Studio album by Guardian
- Released: 1989
- Recorded: 1989
- Genre: Christian metal
- Length: 49:07
- Label: Enigma
- Producer: Oz Fox

Guardian chronology
|  | First Watch (1989) | Fire and Love (1990) |

= First Watch (album) =

First Watch is the first official album of Christian metal band Guardian. It was released in 1989 by Enigma Records and produced by Stryper's guitarist, Oz Fox.

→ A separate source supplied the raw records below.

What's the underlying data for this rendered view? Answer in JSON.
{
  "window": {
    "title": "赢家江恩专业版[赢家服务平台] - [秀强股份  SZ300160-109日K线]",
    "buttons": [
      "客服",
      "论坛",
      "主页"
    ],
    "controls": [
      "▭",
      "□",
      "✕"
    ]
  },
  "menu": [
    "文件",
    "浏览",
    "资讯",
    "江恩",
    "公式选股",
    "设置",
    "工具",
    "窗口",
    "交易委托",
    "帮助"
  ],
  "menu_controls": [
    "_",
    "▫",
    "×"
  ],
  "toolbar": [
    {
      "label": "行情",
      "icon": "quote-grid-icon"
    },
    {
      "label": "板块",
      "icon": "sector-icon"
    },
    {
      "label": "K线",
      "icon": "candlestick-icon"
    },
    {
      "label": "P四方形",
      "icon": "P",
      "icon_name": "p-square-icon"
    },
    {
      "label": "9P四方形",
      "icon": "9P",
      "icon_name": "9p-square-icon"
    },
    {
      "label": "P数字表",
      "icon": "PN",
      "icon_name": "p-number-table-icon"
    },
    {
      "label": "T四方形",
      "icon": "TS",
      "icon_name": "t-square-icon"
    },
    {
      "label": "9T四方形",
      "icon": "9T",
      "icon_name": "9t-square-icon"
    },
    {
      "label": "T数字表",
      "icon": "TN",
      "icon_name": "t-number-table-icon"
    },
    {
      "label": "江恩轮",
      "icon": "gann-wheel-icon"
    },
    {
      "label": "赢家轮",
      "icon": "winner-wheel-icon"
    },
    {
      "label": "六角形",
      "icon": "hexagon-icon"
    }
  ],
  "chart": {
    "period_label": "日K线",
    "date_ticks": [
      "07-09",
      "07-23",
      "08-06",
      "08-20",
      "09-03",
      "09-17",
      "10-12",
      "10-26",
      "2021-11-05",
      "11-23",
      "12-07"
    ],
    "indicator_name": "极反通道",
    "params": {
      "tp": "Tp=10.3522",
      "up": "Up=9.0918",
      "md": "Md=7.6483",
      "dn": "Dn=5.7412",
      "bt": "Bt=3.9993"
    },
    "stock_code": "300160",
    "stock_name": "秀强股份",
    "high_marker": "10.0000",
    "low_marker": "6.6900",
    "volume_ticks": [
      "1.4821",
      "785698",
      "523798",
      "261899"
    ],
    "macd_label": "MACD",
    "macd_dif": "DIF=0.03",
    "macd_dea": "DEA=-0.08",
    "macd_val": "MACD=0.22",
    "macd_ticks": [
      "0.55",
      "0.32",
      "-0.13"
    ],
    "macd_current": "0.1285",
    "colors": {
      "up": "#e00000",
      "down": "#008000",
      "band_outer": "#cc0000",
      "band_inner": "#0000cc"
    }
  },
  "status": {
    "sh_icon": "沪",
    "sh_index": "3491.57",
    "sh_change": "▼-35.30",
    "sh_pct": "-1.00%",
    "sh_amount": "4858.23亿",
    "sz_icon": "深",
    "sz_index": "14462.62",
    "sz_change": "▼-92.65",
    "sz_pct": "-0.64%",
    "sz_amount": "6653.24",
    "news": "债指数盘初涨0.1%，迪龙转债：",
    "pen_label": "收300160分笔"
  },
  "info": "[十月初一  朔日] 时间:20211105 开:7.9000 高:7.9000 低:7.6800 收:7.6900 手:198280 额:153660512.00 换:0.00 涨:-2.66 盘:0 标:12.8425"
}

This is the only album of the band (not including independent releases) to feature former members Paul Cawley (vocals) and Rikk Hart (drums). Both left the band after the tour supporting this album.

==Track listing==
All songs written by Guardian, except where noted.
1. "I'll Never Leave You" - 4:31
2. "Mystery Man" - 4:07
3. "Livin' for the Promise" - 4:09
4. "Miracle" - 4:55
5. "Saints Battalion" - 3:46
6. "Kingdom of Rock" - 3:25
7. "The Good Life" - 4:41
8. "One of a Kind" (Guardian and Gene Thurston) - 3:32
9. "World Without Love" - 3:56
10. "Rock in Victory" - 3:49
11. "Hyperdrive" (Guardian and Mike Abbott) - 4:17
12. "Marching On" - 3:54

Tracks 11 and 12 were not featured in the original album or cassette.

== Personnel ==
Guardian
- Paul Cawley – lead vocals, guitars
- Tony Palacios – lead guitars, vocals
- David Bach – bass, vocals
- Rikk Hart – drums

Guest musicians
- Brent Jeffers – keyboards
- Oz Fox – backing vocals, guitar solo (11)
- Leslie Fox – backing vocals (7)
- Robert Sweet – backing vocals (11)

== Production ==
- Oz Fox – producer, mixing
- Dan Nebenzal – engineer, mixing
- Mike Mierau – mixing, assistant engineer
- Dino Elefante – assistant engineer, studio coordinator
- Gene Eugene – assistant engineer
- Dave Hackbarth – assistant engineer, studio coordinator
- Allen Isaacs – assistant engineer
- Jeff Simmons – assistant engineer
- Eddy Schreyer – mastering
- Paula Salvatore – studio coordinator
- Dean Van Eimeren – art direction, design
- Steve Cooper – photography
- Maria Armoudian – management
- Jeff Gordon – management

Studios
- Recorded at Sound City Studios (Van Nuys, California); Pakaderm Studios (Los Alamitos, California); Nevermore; Foxhole.
- Mixed at Pakaderm Studios
- Mastered at Capitol Mastering (Hollywood, California).